Rate of protein synthesis in the skin and muscle of non-pregnant, pregnant and lactating Merino ewes

Abstract

Fractional synthesis rates of protein (FSR) in the midside skin and Longissimus dorsi muscle of Merino ewes were measured to assess the partitioning of nutrients during late pregnancy and early lactation in two experiments. Protein synthesis was measured by using a flooding-dose of L −[ 15 N] phenylalanine. The effects of diets (canola meal vs lupin seeds) on nutrient partitioning to skin and muscle in dry, pregnant and lactating ewes were also investigated. The FSR in the skin of non-pregnant ewes ranged between 10.6% d −1 and 12.8% d −1, and in muscle between 1.13% d −1 and 2.06% d −1 at maintenance feed intakes. There were no statistical differences ( P>0.05) in FSR of the skin and muscle between pregnant and non-pregnant ewes though the skin FSR values were slightly lower in pregnant ewes. During lactation, FSR increased in the skin but declined in the muscle in comparison with pregnancy, indicating that muscle protein was being expended while skin and wool follicles continued to use nutrients. The ewes fed a diet containing canola meal, which had a lower degradability of protein in the rumen and a higher content of sulphur-containing amino acids than the lupin seed diet, had a higher rate of protein synthesis in the skin ( P=0.04) but a lower rate of synthesis in the muscle ( P=0.02) than those ewes fed lupins. The differences between the two diets, in skin protein synthesis, were greater in the reproducing than in the dry ewes.

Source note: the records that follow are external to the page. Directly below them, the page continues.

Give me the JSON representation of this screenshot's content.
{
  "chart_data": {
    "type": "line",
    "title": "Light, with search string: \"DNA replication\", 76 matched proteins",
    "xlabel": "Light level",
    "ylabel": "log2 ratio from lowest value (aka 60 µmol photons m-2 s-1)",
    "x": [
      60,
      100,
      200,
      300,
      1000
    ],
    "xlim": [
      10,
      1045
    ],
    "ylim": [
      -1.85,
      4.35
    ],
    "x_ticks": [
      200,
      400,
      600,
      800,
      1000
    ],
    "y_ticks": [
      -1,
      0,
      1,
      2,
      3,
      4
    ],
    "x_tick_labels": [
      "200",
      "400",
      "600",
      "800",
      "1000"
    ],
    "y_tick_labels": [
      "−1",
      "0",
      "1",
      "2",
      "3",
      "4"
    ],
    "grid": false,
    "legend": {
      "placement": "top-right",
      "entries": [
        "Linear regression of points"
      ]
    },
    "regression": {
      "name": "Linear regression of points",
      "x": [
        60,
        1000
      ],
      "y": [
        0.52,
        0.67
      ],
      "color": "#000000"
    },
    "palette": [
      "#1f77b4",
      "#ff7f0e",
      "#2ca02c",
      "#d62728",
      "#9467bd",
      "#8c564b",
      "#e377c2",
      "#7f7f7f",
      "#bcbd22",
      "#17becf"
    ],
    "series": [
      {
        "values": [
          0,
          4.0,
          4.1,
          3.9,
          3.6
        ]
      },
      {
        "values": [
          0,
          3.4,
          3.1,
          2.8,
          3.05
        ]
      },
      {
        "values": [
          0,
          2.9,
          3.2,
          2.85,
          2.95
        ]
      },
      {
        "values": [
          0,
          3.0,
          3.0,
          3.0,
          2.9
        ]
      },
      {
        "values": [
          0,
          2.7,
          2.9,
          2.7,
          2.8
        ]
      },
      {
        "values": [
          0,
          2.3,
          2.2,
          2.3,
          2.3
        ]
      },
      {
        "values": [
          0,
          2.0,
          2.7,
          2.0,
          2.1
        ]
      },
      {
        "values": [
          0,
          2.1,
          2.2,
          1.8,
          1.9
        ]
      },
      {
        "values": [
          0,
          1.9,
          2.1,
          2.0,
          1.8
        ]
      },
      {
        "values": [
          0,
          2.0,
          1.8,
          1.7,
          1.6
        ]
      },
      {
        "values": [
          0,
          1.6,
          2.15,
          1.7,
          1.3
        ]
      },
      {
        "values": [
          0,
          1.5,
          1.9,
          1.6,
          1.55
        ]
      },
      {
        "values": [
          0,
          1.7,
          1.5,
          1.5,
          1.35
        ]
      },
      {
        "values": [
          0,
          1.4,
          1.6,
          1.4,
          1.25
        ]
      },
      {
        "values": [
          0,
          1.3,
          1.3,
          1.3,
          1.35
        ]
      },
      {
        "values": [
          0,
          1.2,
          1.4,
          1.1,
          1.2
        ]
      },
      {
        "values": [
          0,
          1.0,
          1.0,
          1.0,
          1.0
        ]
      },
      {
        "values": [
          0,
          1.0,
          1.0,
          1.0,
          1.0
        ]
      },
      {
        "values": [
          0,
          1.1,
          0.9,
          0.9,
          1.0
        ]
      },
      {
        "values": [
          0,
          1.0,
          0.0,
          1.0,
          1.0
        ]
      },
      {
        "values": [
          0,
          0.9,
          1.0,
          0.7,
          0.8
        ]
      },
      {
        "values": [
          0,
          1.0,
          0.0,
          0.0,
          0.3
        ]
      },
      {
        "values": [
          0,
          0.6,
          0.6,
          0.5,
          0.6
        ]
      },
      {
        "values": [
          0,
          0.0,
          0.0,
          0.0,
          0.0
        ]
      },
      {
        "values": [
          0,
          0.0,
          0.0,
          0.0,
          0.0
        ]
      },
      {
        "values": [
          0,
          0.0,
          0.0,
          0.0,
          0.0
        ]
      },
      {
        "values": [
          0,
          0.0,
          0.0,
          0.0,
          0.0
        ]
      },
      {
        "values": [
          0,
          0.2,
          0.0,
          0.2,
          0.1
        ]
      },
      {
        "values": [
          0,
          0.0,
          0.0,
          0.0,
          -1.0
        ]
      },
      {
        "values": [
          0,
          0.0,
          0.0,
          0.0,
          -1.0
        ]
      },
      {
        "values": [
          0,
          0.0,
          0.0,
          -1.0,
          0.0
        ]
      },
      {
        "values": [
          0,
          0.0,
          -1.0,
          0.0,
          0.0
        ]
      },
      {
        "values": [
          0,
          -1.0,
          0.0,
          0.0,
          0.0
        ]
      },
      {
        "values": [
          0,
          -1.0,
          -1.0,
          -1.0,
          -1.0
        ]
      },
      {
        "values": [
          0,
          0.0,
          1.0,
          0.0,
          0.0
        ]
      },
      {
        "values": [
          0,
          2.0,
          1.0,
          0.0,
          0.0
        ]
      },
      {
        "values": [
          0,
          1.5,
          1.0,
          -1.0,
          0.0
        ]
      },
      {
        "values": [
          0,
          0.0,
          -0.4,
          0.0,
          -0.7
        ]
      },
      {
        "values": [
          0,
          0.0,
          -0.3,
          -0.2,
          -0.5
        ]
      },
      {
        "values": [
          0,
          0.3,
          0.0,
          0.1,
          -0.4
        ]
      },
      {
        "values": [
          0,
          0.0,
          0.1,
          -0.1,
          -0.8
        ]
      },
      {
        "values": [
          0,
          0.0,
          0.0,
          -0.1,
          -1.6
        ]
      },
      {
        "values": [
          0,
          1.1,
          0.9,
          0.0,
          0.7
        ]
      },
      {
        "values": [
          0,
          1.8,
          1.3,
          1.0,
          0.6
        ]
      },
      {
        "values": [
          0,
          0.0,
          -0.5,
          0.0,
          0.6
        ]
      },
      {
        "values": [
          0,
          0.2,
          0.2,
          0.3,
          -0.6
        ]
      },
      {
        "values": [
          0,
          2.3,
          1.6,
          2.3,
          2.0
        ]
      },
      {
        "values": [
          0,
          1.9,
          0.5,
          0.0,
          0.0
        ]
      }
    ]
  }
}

In conclusion, FSR in the skin of ewes was not significantly reduced during reproduction but tended to be lower during pregnancy. Reduced wool growth in late pregnancy may be due to a reduction in wool producing tissue alone or to a combination of less tissue and a slightly reduced synthesis rate. Feeding canola meal increased protein synthesis in the skin of reproducing and non-pregnant ewes. Finally FSR in skin and muscle responded differently to pregnancy, lactation and protected protein.